Amerika, Rusya, Japonya ve Avrupa’nın 40 yıllık nükleer enerji kullanım deneyiminin yanı sıra 21. yüzyıl terör eylemlerinin nükleer santraller üzerindeki tehditti, Türkiye’nin ulusal nükleer enerji politikasını yeniden gözden geçirmesini elzem kılmaktadır.
Bu bağlamda Türkiye bir kere değil on kere düşünmelidir.
Rusya’nın Suriye krizi nedeni ile Türkiye’ye karşı tehditkâr tutumu nükleer enerji politikamızın bir kez daha sorgulanmasına neden olmuştur.
Hiç şüphe yok ki nükleer enerji hızla büyüyen, rekabetçi bir ekonomi için hayati bir unsurdur.
Ancak yapılan her işin bir bedeli olduğu gibi nükleer enerji kullanımının da bir bedeli vardır.

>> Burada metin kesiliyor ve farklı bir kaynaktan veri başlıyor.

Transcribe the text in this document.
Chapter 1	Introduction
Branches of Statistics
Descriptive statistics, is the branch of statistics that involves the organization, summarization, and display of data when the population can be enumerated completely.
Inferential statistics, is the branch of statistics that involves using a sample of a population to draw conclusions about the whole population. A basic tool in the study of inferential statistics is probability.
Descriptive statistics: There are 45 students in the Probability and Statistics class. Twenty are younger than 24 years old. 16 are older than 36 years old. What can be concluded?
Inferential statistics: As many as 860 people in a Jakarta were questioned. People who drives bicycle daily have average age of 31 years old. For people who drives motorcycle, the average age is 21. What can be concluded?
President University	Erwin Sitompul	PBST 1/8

Bir ülkenin sağlıklı nükleer enerji politikasının esası nükleer enerjinin o ülke için getirisi-götürüsü veya kazanç-zarar hesabının çok iyi bir şekilde yapılması esası üzerine inşa edilir.
Tartışmaların konusu ise:
Ekonomik
Sosyal
Çevre kirliliği
Ve
Güvenlik konuları üzerinde yoğunlaşmaktadır.
Amerika ve Avrupa’nın nükleer enerji deneyimi
Yaklaşık 40 yıl Avrupa ve Amerika nükleer enerjiyi kullanarak ekonomide üst seviyelere tırmanırken nükleer enerji kullanımı konusunda da çok değerli deneyimler kazanmışlardır.
Bir bakıma mutfakta çok lezzetli yemek pişirilerek yenmiş, ancak iş etrafı temizlemeğe gelince bir daha mutfakta bu tür yemek yapıp yapmamak tartışma konusu olmuştur.
Nükleer çevre kirliliği
Örneğin atık radyoaktif maddelerin gömülmesi, korunması gibi çalışmalar önü alınamayan 10,000 lerce yıl süren radyoaktif çevre kirliliği nükleer enerjiyi kullanan ülkelerin henüz sağlıklı olarak çözemedikleri problemlerden biridir.
Başka bir örnek:
Rusya ülkesinde nükleer santral kurup ürettiği enerjiyi size satmıyor.
Aksine nükleer santrali sizin ülkenizde kurarak ürettiği enerjiyi size anlaşma gereği satıyor.
Yani yemek yapmak için kirlenmesin diye kendi mutfağını değil de bizim mutfağı kullanmak istiyor.
Öte yandan yaşam çevrelerinin nükleer atıklarla aşırı kirlendiğin gören Almanya ve Fransa yaklaşık 40 yıllık miladını dolduran mevcut santralleri 2020 yılına kadar kapatarak yenilebilir enerjiye geçme kararı alıyor.
Oysa Türkiye bu aşamada nükleer enerjinin sadece ekonomik yönüne odaklanıp radyoaktif çevre kirliliğini kısmen de olsa göz ardı etmektedir.
Deprem tehlikesi
En önemli deprem ülkelerinden biri olan Japonya’ya bakalım.
Depreme karşı dayanıklı iddialı nükleer santraller ürettiğini iddia eden Japonların gardı Fukuşima depremiyle düşmüştür.
Türkiye’de ise 6.5 büyüklüğündeki 1968 Bartın depremini göz ardı ederek Karadeniz Fayının 5.5 büyüklüğünden daha büyük bir deprem üretemeyeceği görüşü ciddiye alınmamış son iki yıldır kurulması planlanan Sinop nükleer tesisi çevresinde, denizde yoğun sismik çalışmalara hız verilmiştir.
Nükleer enerjimi yoksa nükleer silahlanma mı?
Nükleer santraller işlevleri sırasında çok azda olsa plütonyum üretmektedir.
Plütonyum ise nükleer silahlanmanın en önemli unsurudur.
İşte bu nedenle nükleer enerji santrallerinin bir adım ötesi de nükleer silahlanmadır.
Terör tehditti
Nükleer enerjiye geçiş konusunda Türkiye’nin en zayıf noktalarından biride Ortadoğu ateş çemberi içine giren ülkemizde kurulacak nükleer santrallerinin terör eylemlerine açık olmasıdır.
Ukrayna’daki nükleer tesislerin terör eylemlerine açık olması, bu nedenle de üstü kapalı NATO korumasına alınması terör saldırılarının nükleer santraller üzerindeki en belirgin tehdittir.
Bu nedenle nükleer enerji konusunda vakit varken Türkiye bir kere değil, on kere daha düşünmelidir.